I do sympathise with you, it is hard work managing the children and the puppy and in my experience so far (all of two and half weeks ) the kids need just as much training as the dog! 

My children are aged 5,8 and 12 and I also childmind so as you can imagine it does get pretty busy at times. Because the puppy and children mixing was so important for me I read; *Living with kids and dogs by Colleen Pelar* which was a great book. It gives lots of practical advice on how to involve the children in training and how you can help the children bond in ways other than having cuddles. We have followed lots of advice from the book including recall games with treats, getting the kids to hide with treats, playing with stuffed dogs and talking to the children about how dogs don't like to be cuddled and how they should approach a dog and also the standing like a tree game! She talks about each age range and includes how a child will interact with a dog at a specific age and how you can involve them. Time out is also important for both the puppy and the kids so if things are getting a bit exciting then maybe it could be time for a nice stuffed kong for Buzz in his crate? Maybe they could be involved in feeding and walking, taking it in turns to put the bowl down or maybe they could take turns in having a ten minute play with Buzz and then say it's time for Buzz's sleep and read a story? Mine are very argumentative over who's turn it is to hold the lead, so again we time it so that it is always fair!

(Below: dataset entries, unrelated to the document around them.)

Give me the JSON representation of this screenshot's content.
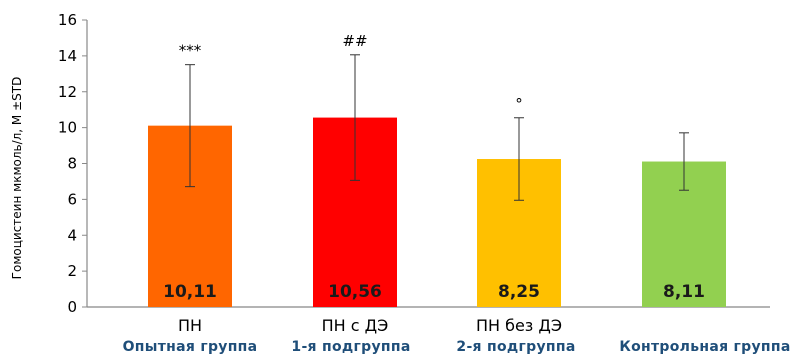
{
  "chart_data": {
    "type": "bar",
    "title": "",
    "xlabel": "",
    "ylabel": "Гомоцистеин мкмоль/л, M ±STD",
    "ylim": [
      0,
      16
    ],
    "yticks": [
      0,
      2,
      4,
      6,
      8,
      10,
      12,
      14,
      16
    ],
    "grid": false,
    "categories": [
      "ПН",
      "ПН с ДЭ",
      "ПН без ДЭ",
      ""
    ],
    "groups": [
      "Опытная группа",
      "1-я подгруппа",
      "2-я подгруппа",
      "Контрольная группа"
    ],
    "values": [
      10.11,
      10.56,
      8.25,
      8.11
    ],
    "value_labels": [
      "10,11",
      "10,56",
      "8,25",
      "8,11"
    ],
    "errors": [
      3.4,
      3.5,
      2.3,
      1.6
    ],
    "annotations": [
      "***",
      "##",
      "°",
      ""
    ],
    "colors": [
      "#ff6600",
      "#ff0000",
      "#ffc000",
      "#92d050"
    ]
  }
}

Good luck, I am sure things will settle down though soon!


----------



## ali-s.j. (Jun 6, 2011)

Phew! My youngest is 13, and helps with all the puppy chores


----------



## Teresa (Jul 6, 2011)

Thanks for all your advice, today has been much better, the kids are finally realising that he is here to stay and so no need to smother him. We have a made a rule that if he is asleep they are not to touch at all and have involved them in dog chores, even poop picking, yes they argued over who's turn it was......


----------



## zena brotherson (Jun 17, 2011)

Glad to hear 6 year olds have poo picking job!!! My sons the same age and just hope he can stick to his end of the bargin re the poop scoop!! Puppy arrives in 3 weeks so time will tell lol


----------